The committee has been the biggest fundraiser and spender in the city election, in which voters will also choose the mayor, some city councilors and school board members. Voting ends Nov. 2.

The city plans to pledge some of its GRT — a tax assessed on the sale of goods and services — to make annual payments on the $50 million it would borrow to build the stadium.

While Mayor Tim Keller’s administration has said it would pursue the stadium only if voters approve the allocation of the money, GRT bonds — unlike GO bonds — do not technically require voter approval.

The city has spent about $13 million a year on its existing GRT bond debt but recently paid off some of those bonds. That freed up about $4 million per year, which officials have said they could apply toward new stadium debt if voters approve the $50 million bond.

The new stadium debt would require payments of about $3 million annually for 25 years.

New Mexico United has pledged to pay $900,000 to the city annually to use the stadium. The team also has said it would pay $10 million toward construction.

Some critics have argued that the team’s owners are wealthy and do not need a subsidized project. Others fear the project would hurt surrounding neighborhoods by bringing noise and traffic.

“I have learned to be wary of our political processes that too often ask a quick ‘yes’ from constituents with a promise to take community concerns into account later, only to discover once the ‘yes’ is given that there is no reason to continue working diligently with the community to address concerns,” said Jon Moore, pastor at First United Methodist Church.
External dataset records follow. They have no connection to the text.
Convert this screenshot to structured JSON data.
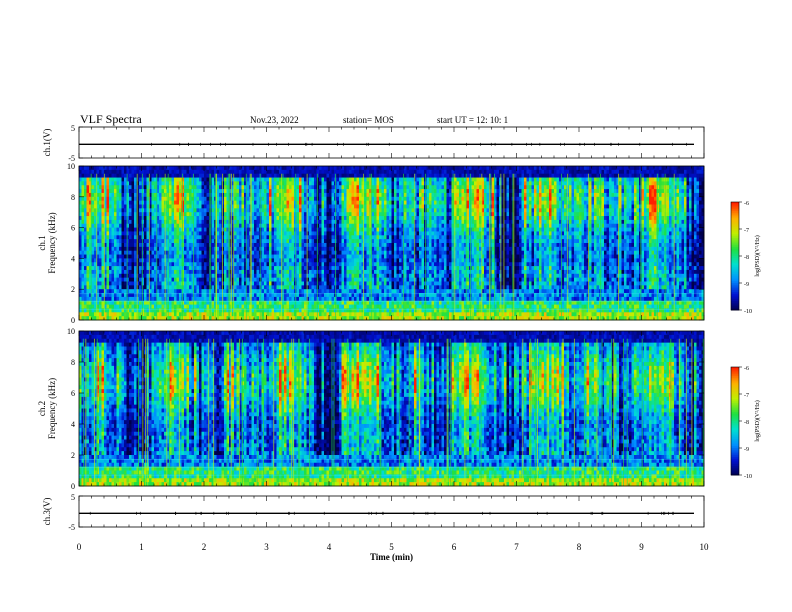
{
  "header": {
    "title": "VLF Spectra",
    "date": "Nov.23, 2022",
    "station": "station= MOS",
    "start": "start  UT  =   12: 10: 1"
  },
  "chart_data": [
    {
      "type": "line",
      "panel": "ch1-waveform",
      "ylabel": "ch.1(V)",
      "yticks": [
        "5",
        "-5"
      ],
      "ylim": [
        -5,
        5
      ],
      "xlim": [
        0,
        10
      ]
    },
    {
      "type": "heatmap",
      "panel": "ch1-spectrogram",
      "ylabel": "ch.1\nFrequency (kHz)",
      "yticks": [
        "0",
        "2",
        "4",
        "6",
        "8",
        "10"
      ],
      "ylim": [
        0,
        10
      ],
      "xlim": [
        0,
        10
      ],
      "colorbar": {
        "label": "log(PSD)(V²/Hz)",
        "ticks": [
          "-6",
          "-7",
          "-8",
          "-9",
          "-10"
        ],
        "range": [
          -10,
          -6
        ]
      }
    },
    {
      "type": "heatmap",
      "panel": "ch2-spectrogram",
      "ylabel": "ch.2\nFrequency (kHz)",
      "yticks": [
        "0",
        "2",
        "4",
        "6",
        "8",
        "10"
      ],
      "ylim": [
        0,
        10
      ],
      "xlim": [
        0,
        10
      ],
      "colorbar": {
        "label": "log(PSD)(V²/Hz)",
        "ticks": [
          "-6",
          "-7",
          "-8",
          "-9",
          "-10"
        ],
        "range": [
          -10,
          -6
        ]
      }
    },
    {
      "type": "line",
      "panel": "ch3-waveform",
      "ylabel": "ch.3(V)",
      "yticks": [
        "5",
        "-5"
      ],
      "ylim": [
        -5,
        5
      ],
      "xlim": [
        0,
        10
      ],
      "xlabel": "Time  (min)",
      "xticks": [
        "0",
        "1",
        "2",
        "3",
        "4",
        "5",
        "6",
        "7",
        "8",
        "9",
        "10"
      ]
    }
  ],
  "colors": {
    "colormap": [
      "#00004a",
      "#0010d0",
      "#0090ff",
      "#00e0d0",
      "#20e040",
      "#c0f000",
      "#ffb000",
      "#ff2000"
    ]
  }
}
The city must craft a “community benefits agreement” with the team and the affected neighborhood before a stadium is built. The Barelas Neighborhood Association and Barelas Community Coalition representing residents near one of the preferred stadium sites released a statement stressing the importance of the agreement.

But some opponents still question whether neighborhoods would truly be protected even with the agreement. Frances Armijo from the South Broadway neighborhood also near a proposed stadium site said she feels residents near the two preferred sites are “sacrificial lambs.”

“CBAs or no CBAs, once the damage is done, the damage is done,” she said.